BAB 5 (Masa Lalu VS Masa Depan)

36.5K 4.1K 326
                                    



Seharian ini aku benar-benar gelisah. Ini gara-gara semalam aku memecahkan pigura foto pernikahanku dengan mas Adit. Entahlah, feelingku sangat amat buruk. Sialnya, setiap kali aku punya feeling seperti ini, hampir 99% menjadi kenyataan.

Sejak pagi aku sudah berusaha menghubungi mas Adit, tapi satu kalipun teleponku tidak ada yang diangkat. Bahkan pesan LINE-ku juga tidak di read. Mungkin kalau tidak ada kejadian pigura foto yang pecah itu, aku tidak terlalu peduli karena memang sudah terbiasa dengan sifatnya yang secuek itu sejak kami menikah.

Kamu kemana sih, Mas? Please angkat dong!

"Nomor yang Anda tuju tidak dapat dihubungi—,"

SHIT!

Telingaku sampai bosan mendengar suara mbak-mbak operator itu terus yang muncul setiap kali aku meneleponnya per-15 menit.

Tidak hanya handphone, telepon apartemennya pun tidak diangkat. By the way, sudah 5 bulan ini mas Adit hidup sendiri di Jakarta. Bibi yang biasa membantu tidak bisa lagi bekerja dengan mas Adit dikarenakan tubuhnya sudah terlalu renta dan gampang sakit-sakitan. Aku sudah menawarkan diri untuk membantunya mencarikan pembantu baru namun mas Adit menolak. Alasannya, "Aku tidak butuh pembantu, yang aku butuh kamu,"

Jelas saja kami bertengkar hebat saat itu. Dia tahu apa alasanku tidak bisa menemaninya menjalani hidup di Jakarta. Pertama, karena ayah sekarang sering sakit-sakitan. Setahun yang lalu saja ayah sempat serangan jantung. Apesnya, gejalanya mirip dengan sakit maag yang sudah ayah derita sejak lama sehingga ayah pikir saat itu kondisinya tidak berbahaya. Untung saat itu ibu meneleponku dan serta merta feelingku langsung tidak enak. Ternyata benar, ayah sedang serangan jantung dan sempat masuk ICCU. Bagaimana bisa aku meninggalkan ayah jika kondisinya seperti itu?

Kedua, pekerjaanku disini sudah sangat baik. Aku sudah terlanjur jatuh cinta dengan apa yang aku jalani selama ini. Tidak hanya masalah pekerjaan, tapi juga dengan orang-orang di sekitarnya. Coba kalian pikir, di saat kalian sudah sangat 'klik' dan menemukan kenyamanan, lalu kalian harus pindah begitu saja, rasanya sungguh sangat berat, kan?

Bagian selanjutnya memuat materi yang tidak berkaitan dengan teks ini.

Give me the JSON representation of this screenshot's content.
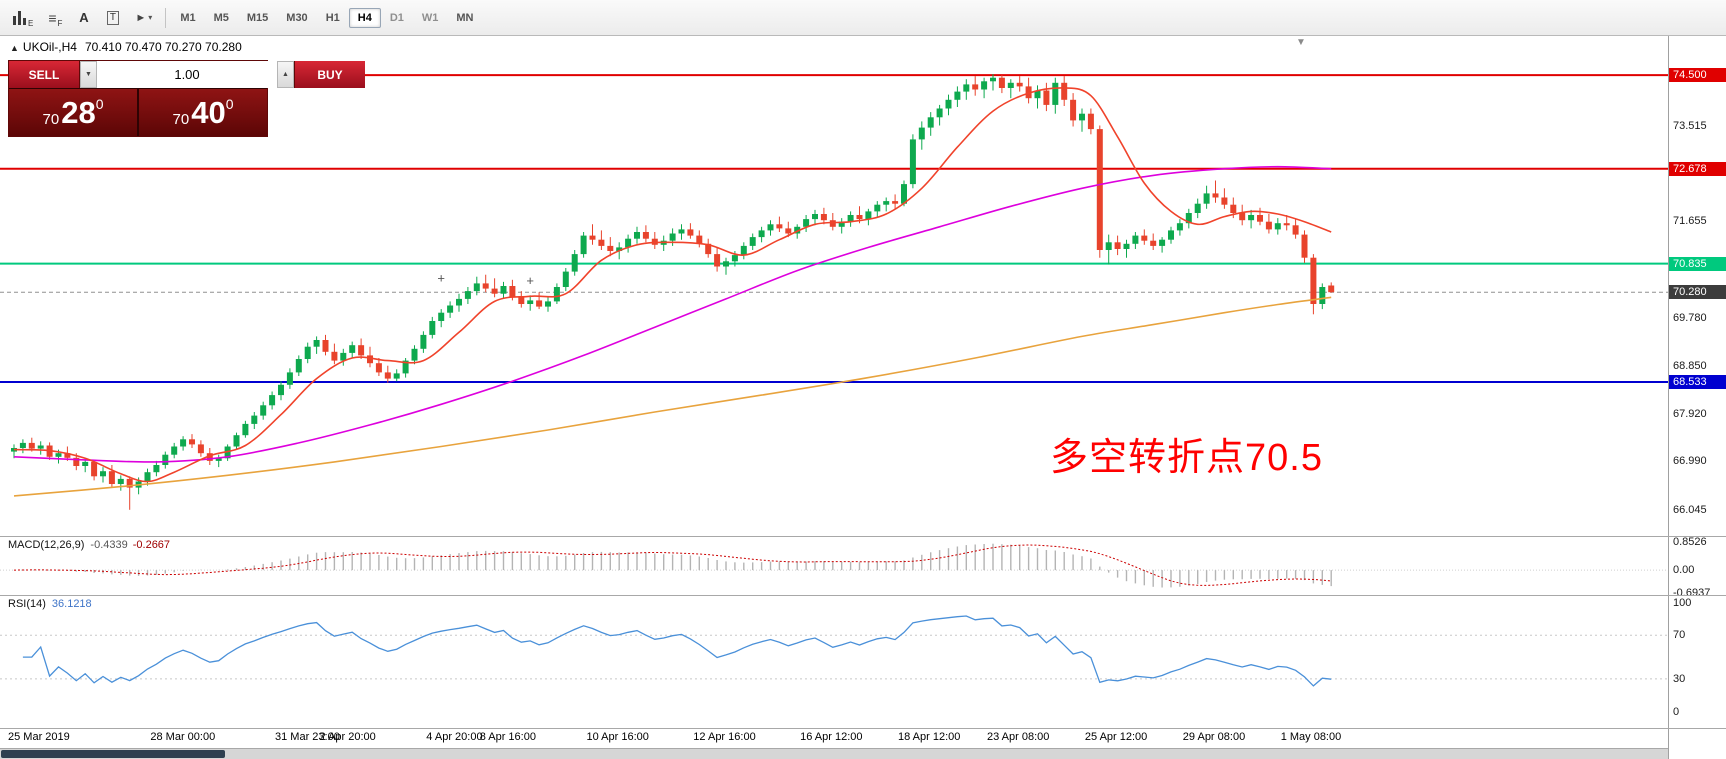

Ketiga, rumah kami disini. Persetujuannya demikian saat akan menikah, bahwa rumah kami akan dibangun di Jogja. Bahwa kelak, kami akan menghabiskan masa tua di kota ini. Bahwa Jogja akan menjadi saksi bertumbuhnya anak-anak serta cucu-cucu kami. Mungkinkah semudah itu aku menghancurkan mimpi yang sudah kami bangun saat kami baru menikah dulu dengan pindah ke Jakarta?

Keempat, Jakarta itu kota yang rumit. Dulu, saat merantau kesana, aku sering kali merasa stres dan menangis tanpa alasan yang jelas. Bahkan, sering juga aku merasa kesepian padahal sedang berada di tengah keramaian. Tidak jarang kalau sedang naik transportasi umum seperti busway, jiwaku seperti melayang entah kemana dan yang tersisa hanya raga yang bergerak mengikuti rutinitas. Intinya, Jakarta tidak baik untuk kesehatan mentalku.

Well, 4 poin diatas cukup menjadi alasan untukku tidak bisa memenuhi permintaan mas Adit. Lagipula, jika aku ke Jakarta, toh aku juga akan jarang bertemu dengannya karena dia sangat sibuk dan aku malah kesepian karena tidak ada keluarga satupun disana. Oke, ini bisa saja dijadikan sebagai poin kelima mengapa seorang Adit tidak bisa menuruti kemauan suaminya.

Ini memang sebuah problematika jika menikah dengan seorang hardworker dan study oriented sepertinya. Apalagi orang tersebut adalah seorang dokter. Sudah waktumu terbagi, perhatian juga ikut terbagi dengan pasien-pasiennya.